Oh, I peeked at your bedroom too. It was almost twice as messy as your living room. Perfume bottles scattered around, even more soiled clothes. That special place. The sacred part of the house. The place where I caught you fooling around with another man. And another. And some more men. You said it wouldn't happen again - but it did - more than I could remember. I got over it, though. I actually want to know how you've been faring in that field.
I was about to step out of the loft when I remembered to check the kitchen. It was the messiest part of the house, I tell you. Condiments spilled and dried up in the table. Broken wine bottles, pots and cauldrons on the floor. Haven't you washed the dishes for weeks?
The huge brawl that we had before I left the house passed through my mind. I can't remember how or why it happened, but it was the first time I snapped back. You were really mad that your hit me with a pan, and I threw glasses and mugs in retaliation. That fight was never settled, at least on your part. I'm okay now, totally at peace. How about you?

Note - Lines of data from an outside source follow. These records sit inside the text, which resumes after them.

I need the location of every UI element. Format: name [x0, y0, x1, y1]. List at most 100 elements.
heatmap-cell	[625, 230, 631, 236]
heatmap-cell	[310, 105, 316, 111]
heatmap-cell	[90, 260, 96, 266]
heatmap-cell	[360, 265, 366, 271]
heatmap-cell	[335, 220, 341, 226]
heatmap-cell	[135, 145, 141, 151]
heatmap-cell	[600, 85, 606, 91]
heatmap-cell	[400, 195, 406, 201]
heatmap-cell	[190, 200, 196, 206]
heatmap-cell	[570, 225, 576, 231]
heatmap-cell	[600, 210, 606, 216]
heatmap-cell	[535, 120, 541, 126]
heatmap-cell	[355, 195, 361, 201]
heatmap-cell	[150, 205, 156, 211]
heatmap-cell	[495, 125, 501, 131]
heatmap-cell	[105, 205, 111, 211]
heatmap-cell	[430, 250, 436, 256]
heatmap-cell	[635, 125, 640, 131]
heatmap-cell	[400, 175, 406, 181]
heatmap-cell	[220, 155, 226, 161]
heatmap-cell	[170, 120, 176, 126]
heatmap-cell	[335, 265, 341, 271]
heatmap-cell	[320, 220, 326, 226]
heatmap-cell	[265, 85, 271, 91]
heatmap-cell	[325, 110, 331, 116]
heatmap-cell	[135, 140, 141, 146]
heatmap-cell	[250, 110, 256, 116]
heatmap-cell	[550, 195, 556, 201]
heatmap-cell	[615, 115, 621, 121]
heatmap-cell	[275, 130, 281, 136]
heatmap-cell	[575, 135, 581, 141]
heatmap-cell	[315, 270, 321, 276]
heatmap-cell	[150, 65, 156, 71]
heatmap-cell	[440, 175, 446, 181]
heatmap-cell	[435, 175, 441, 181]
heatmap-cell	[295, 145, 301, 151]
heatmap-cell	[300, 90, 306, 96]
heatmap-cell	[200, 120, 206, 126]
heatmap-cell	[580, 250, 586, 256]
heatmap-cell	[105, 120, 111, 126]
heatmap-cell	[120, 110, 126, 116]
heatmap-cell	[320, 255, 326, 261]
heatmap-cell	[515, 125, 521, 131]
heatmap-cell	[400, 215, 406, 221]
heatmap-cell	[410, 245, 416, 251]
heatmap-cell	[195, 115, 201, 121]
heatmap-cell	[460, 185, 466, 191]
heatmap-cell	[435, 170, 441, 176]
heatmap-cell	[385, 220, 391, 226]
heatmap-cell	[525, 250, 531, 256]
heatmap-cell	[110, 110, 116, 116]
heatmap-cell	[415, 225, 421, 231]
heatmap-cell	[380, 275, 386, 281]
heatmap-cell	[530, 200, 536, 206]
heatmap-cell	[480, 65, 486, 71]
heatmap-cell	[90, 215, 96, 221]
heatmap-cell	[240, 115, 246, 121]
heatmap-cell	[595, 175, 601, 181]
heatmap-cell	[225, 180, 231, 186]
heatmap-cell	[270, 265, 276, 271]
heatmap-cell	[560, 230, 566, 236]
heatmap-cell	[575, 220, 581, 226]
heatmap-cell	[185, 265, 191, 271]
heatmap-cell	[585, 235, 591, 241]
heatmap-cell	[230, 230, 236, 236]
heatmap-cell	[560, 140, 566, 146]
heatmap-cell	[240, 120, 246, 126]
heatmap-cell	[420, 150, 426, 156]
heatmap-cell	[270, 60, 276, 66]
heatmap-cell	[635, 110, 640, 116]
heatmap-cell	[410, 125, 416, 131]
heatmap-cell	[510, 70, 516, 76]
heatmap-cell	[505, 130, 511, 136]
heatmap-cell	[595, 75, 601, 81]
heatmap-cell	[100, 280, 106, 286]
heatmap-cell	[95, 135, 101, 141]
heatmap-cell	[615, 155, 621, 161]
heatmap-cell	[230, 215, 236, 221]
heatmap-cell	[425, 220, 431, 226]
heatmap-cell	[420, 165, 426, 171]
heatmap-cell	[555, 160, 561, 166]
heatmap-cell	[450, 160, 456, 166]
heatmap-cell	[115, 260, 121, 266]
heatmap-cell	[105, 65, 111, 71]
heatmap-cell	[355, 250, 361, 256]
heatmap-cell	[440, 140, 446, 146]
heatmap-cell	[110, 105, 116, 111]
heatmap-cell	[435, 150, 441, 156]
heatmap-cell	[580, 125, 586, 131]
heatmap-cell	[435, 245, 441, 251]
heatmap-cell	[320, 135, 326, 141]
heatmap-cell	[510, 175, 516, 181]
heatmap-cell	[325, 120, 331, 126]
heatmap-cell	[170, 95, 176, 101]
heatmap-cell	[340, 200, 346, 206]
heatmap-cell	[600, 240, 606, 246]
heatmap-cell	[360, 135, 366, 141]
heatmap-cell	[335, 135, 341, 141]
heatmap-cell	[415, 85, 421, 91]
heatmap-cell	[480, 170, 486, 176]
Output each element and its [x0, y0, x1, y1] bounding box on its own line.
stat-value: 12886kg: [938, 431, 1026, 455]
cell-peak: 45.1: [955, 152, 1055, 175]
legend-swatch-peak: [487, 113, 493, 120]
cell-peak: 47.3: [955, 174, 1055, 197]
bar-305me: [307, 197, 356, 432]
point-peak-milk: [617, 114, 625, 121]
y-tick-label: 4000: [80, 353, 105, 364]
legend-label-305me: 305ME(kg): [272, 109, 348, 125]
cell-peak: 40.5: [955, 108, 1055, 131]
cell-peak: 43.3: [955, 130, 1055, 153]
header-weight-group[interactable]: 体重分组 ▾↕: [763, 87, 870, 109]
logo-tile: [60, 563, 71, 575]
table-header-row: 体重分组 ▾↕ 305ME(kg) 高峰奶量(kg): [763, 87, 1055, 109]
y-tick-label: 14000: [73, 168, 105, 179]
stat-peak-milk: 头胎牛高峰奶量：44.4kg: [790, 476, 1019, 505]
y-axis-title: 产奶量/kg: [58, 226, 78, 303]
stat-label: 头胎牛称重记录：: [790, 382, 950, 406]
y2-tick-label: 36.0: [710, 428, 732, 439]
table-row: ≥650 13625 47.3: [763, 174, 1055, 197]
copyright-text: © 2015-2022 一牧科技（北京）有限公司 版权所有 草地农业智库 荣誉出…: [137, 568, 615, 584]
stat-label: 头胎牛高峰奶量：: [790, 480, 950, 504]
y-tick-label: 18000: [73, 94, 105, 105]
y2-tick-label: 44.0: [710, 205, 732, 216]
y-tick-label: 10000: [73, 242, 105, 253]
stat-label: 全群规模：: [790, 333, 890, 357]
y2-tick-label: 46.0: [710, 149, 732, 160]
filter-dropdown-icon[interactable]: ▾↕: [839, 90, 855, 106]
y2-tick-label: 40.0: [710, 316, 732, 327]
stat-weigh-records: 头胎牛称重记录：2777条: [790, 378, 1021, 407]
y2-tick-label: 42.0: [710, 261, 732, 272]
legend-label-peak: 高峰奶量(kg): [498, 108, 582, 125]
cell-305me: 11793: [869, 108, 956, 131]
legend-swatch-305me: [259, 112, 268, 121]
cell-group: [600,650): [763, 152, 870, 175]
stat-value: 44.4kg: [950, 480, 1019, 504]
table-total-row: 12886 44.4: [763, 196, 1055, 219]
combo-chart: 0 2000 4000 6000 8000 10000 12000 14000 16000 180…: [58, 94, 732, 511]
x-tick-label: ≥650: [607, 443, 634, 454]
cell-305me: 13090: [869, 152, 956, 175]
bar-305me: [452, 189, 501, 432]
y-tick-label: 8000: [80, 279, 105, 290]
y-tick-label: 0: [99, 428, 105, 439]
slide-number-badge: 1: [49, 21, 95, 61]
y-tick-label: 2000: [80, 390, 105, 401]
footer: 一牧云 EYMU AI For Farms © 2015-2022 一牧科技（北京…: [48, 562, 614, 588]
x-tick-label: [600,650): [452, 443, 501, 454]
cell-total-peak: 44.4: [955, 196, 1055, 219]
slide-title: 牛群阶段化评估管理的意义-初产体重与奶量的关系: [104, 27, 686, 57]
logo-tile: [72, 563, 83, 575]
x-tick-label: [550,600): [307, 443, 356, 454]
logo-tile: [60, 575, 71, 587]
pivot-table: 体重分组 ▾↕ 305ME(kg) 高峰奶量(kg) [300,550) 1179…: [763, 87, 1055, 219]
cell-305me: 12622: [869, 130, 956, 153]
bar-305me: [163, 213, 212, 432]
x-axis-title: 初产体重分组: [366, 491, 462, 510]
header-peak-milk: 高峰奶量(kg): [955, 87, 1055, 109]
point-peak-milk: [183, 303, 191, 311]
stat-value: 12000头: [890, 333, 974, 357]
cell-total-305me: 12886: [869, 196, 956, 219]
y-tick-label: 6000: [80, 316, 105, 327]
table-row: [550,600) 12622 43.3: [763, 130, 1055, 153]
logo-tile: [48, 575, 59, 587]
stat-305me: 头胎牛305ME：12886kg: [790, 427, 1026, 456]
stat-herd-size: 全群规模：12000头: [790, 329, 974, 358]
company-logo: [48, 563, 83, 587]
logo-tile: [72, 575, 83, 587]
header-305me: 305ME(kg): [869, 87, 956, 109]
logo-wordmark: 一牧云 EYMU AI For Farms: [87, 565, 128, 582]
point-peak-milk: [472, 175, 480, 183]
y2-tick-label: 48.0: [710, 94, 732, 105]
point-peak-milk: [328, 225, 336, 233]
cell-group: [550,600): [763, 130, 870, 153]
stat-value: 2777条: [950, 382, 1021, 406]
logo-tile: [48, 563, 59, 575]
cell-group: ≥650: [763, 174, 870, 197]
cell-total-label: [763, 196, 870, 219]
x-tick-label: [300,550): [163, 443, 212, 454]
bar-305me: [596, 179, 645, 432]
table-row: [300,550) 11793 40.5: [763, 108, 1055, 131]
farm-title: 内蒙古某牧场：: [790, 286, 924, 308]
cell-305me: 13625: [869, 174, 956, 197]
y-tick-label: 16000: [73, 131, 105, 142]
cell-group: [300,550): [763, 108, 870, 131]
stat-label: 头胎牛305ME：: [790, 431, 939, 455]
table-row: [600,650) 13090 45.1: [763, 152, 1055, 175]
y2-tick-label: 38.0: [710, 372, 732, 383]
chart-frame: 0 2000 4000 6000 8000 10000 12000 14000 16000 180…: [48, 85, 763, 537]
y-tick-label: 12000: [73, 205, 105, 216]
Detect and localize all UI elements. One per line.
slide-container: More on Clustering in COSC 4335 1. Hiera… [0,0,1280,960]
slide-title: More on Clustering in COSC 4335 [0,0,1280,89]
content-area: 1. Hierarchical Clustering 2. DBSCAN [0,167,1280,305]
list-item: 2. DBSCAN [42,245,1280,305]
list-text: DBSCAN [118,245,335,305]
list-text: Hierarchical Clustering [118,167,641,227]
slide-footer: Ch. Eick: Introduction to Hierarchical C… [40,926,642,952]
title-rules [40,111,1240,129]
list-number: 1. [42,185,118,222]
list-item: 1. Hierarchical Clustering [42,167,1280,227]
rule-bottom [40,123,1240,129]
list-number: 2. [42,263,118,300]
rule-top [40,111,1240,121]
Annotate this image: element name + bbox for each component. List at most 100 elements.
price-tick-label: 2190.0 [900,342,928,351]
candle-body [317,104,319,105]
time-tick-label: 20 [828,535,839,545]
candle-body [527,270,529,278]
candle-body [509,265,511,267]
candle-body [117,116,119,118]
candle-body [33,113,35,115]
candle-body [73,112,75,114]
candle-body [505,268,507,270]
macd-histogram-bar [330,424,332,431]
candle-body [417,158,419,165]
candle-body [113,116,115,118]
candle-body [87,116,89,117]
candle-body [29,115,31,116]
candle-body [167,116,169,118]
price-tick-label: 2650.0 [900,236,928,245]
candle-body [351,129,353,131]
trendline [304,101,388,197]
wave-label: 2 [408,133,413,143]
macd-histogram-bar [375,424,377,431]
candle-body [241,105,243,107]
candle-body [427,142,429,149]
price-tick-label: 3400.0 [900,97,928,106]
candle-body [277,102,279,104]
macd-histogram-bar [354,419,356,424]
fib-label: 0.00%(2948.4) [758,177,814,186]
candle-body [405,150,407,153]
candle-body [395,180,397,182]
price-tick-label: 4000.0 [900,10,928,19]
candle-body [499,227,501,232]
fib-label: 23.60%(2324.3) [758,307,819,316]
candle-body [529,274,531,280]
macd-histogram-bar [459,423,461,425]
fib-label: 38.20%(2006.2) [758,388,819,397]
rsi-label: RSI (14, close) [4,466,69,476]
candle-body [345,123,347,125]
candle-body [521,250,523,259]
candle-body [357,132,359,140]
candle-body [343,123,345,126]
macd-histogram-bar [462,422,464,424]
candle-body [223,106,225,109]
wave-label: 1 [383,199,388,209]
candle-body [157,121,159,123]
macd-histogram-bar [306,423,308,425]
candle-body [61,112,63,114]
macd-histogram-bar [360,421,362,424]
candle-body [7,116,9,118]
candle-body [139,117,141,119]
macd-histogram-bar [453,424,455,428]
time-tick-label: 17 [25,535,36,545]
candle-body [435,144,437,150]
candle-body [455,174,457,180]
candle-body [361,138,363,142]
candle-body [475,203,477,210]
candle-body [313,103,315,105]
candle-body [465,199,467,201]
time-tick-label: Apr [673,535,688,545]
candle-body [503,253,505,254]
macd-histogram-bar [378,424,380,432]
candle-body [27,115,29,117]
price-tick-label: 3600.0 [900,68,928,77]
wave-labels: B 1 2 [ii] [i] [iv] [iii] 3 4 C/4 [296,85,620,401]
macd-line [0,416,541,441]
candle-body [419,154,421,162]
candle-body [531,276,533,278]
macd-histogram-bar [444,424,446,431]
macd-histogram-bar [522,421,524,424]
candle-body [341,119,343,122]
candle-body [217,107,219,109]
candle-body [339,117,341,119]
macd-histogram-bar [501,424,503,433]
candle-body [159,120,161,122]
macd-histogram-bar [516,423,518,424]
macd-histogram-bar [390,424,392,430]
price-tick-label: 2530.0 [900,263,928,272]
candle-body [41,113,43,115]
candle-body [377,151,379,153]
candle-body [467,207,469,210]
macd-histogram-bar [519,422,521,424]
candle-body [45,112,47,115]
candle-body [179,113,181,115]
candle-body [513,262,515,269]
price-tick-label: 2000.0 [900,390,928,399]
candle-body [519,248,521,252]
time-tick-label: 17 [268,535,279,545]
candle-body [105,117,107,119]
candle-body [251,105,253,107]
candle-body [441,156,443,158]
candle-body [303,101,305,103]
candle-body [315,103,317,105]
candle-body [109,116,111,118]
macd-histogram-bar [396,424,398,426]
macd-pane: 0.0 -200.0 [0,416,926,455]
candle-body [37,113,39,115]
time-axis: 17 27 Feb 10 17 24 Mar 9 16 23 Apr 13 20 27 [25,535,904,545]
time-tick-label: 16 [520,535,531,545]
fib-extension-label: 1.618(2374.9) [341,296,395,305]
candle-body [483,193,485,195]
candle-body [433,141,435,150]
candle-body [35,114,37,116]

You always wanted someone who could dance very well, but I wasn't good at dancing. You were frustrated with my flaw that you wished to never talk about it again.
I just realized, we fought a lot, considering the time that we spent together. You always pointed out my flaws. You hated all my weakness when compared to your achievements. Weren't you able to see them when we were still dating? Some of the fights we had ended really bad that we had to endure cuts and bruises, not to mention the broken furniture that became the weapon of choice during the fight. I know you have toyed with the idea of killing me once or twice, or even more than that. But I'm thankful that you never did it.
As for me, I only thought of that once. Call it bad timing, but the only difference is that I acted on it - literally - with a kitchen knife. It was lying on the table and I picked it up without thought. Stabs. More stabs. Twenty-six, to be exact.
I would like you to know that unlike your assumptions that I don't have any talent, I have great interest in art, especially in french curves. Which is why I drew some on your back that night. I danced too - but I used the knife as the main dancer.
I'm sorry I forgot to wash that knife. Was it stainless?